Entity Framework Pitfalls: Skip/Take Position Matters

In LINQ, you normally do paging through the Skip and Take operators. These are the LINQ counterparts to whatever the relational database uses for pagination – ROW_NUMBER(), LIMIT…OFFSET, TOP, ROWNUM, etc.

There are some gotchas to it:

  • When you do paging, Entity Framework demands that you add ordering to your query.

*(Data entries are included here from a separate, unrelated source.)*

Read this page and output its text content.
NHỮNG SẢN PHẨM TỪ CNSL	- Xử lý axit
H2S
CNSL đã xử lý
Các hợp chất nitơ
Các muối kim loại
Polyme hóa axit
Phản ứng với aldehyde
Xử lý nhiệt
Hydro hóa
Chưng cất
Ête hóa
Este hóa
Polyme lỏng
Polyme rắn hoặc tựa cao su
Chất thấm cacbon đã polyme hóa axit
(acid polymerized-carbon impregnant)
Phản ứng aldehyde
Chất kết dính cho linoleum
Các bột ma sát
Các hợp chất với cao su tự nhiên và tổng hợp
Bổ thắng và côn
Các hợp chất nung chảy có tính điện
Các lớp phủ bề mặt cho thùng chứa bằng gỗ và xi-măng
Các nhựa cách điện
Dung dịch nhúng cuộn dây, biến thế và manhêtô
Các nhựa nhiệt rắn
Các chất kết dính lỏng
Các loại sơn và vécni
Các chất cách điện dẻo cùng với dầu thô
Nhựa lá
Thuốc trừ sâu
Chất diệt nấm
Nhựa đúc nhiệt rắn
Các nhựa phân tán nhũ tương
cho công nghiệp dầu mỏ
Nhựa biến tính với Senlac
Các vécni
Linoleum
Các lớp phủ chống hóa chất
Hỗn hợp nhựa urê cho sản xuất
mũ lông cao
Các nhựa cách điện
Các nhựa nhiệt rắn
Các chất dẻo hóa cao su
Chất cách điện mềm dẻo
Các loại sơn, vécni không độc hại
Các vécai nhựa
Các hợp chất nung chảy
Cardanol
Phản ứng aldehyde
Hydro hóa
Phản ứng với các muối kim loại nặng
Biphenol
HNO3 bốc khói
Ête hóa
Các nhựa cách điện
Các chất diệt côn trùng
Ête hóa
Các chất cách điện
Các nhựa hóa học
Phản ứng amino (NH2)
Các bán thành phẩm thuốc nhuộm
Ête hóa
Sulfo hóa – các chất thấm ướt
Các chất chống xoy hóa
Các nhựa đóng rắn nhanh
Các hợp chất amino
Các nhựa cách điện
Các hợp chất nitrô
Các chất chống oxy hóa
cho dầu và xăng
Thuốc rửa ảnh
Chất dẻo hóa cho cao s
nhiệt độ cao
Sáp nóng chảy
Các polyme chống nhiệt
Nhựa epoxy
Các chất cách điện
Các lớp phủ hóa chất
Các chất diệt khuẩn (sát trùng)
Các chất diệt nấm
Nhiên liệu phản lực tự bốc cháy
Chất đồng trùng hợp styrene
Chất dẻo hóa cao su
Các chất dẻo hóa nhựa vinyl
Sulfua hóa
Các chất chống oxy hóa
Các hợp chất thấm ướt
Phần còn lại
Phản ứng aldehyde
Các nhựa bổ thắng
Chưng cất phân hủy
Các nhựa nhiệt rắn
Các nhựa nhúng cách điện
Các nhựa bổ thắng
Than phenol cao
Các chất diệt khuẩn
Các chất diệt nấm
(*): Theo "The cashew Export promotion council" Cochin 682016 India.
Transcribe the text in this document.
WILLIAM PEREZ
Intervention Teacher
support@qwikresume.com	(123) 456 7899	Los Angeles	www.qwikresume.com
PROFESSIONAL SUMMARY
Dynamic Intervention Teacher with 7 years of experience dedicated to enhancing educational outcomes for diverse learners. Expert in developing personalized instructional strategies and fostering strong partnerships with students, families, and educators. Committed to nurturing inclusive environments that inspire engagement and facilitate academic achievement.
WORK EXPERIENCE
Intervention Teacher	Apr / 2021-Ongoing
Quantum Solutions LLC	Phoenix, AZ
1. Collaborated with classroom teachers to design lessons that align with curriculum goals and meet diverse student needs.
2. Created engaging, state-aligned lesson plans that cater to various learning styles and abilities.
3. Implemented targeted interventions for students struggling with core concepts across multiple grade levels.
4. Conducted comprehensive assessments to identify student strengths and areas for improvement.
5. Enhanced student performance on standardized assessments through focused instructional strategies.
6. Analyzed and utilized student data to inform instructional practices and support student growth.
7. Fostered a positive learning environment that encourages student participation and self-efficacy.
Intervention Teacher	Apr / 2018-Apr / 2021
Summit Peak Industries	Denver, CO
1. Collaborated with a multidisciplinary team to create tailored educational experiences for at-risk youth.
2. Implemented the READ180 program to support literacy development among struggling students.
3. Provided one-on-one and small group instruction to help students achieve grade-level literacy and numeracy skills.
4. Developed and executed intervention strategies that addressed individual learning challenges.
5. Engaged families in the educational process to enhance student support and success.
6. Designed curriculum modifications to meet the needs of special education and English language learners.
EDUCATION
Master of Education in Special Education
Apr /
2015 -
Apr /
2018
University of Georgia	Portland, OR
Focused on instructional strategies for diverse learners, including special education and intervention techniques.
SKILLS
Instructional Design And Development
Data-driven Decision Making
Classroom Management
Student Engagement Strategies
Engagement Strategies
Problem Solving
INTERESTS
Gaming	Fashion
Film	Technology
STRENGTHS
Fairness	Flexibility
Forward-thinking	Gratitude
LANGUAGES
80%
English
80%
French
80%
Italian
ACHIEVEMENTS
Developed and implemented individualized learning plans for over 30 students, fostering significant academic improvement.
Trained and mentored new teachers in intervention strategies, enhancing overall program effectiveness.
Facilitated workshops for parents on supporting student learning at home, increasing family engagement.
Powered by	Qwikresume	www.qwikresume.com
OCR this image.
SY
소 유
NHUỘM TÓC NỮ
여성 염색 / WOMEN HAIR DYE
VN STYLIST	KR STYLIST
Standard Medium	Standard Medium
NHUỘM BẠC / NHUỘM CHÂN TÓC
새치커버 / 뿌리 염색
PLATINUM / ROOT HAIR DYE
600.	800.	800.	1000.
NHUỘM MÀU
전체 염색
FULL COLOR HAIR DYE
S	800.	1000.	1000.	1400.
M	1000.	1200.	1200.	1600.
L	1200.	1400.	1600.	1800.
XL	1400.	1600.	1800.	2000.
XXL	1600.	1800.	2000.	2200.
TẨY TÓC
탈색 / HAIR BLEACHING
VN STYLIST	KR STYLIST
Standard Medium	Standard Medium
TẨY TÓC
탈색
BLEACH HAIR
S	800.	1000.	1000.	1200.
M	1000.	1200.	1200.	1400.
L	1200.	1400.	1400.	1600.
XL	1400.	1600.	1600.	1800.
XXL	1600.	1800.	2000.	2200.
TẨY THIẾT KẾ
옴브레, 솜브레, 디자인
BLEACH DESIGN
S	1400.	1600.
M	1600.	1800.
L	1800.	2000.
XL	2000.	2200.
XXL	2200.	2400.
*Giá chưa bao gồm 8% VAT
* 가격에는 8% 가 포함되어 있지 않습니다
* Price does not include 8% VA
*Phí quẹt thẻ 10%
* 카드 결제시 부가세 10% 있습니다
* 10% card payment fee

This makes sense as without an explicit ORDER BY clause, search results may come in an unexpected order;
  • Skip and Take yield different results if added to different places in the LINQ expression.

Consider these two LINQ queries:

ctx
.MyEntities
.Where(x => x.Name == "")
.OrderBy(x => x.Id)
.Skip(10)
.Take(5)
.ToList();

And:

ctx
.MyEntities
.OrderBy(x => x.Id)
.Skip(10)
.Take(5)
.Where(x => x.Name == "")
.ToList();

The first one will produce this SQL:

SELECT TOP (5)
[Filter1].[Id] AS [Id],
[Filter1].[Name] AS [Name],
[Filter1].[Date] AS [Date]
FROM ( SELECT [Extent1].[Id] AS [Id], [Extent1].[Name] AS [Name], [Extent1].
[Date] AS [Date], row_number() OVER (ORDER BY [Extent1].[Id] ASC) AS [row_number
]
FROM [dbo].[MyEntities] AS [Extent1]
WHERE N'' = [Extent1].[Name]
) AS [Filter1]
WHERE [Filter1].[row_number] > 10
ORDER BY [Filter1].[Id] ASC

Whereas the second will produce this one:

SELECT
[Limit1].[Id] AS [Id],
[Limit1].[Name] AS [Name],
[Limit1].[Date] AS [Date]
FROM ( SELECT TOP (5) [Extent1].[Id] AS [Id], [Extent1].[Name] AS [Name], [Extent1].[Date] AS [Date]
FROM ( SELECT [Extent1].[Id] AS [Id], [Extent1].[Name] AS [Name], [Extent1].[Date] AS [Date], row_number() OVER (ORDER BY [Extent1].[Id] ASC) AS [row_number]
FROM [dbo].[MyEntities] AS [Extent1]
) AS [Extent1]
WHERE [Extent1].[row_number] > 10
ORDER BY [Extent1].[Id] ASC
) AS [Limit1]
WHERE N'' = [Limit1].[Name]
ORDER BY [Limit1].[Id] ASC

Basically, the TOP(5) expression is placed in the wrong place. So, in LINQ, it’s not just the presence of a Skip and Take operator, it’s where you place it that matters!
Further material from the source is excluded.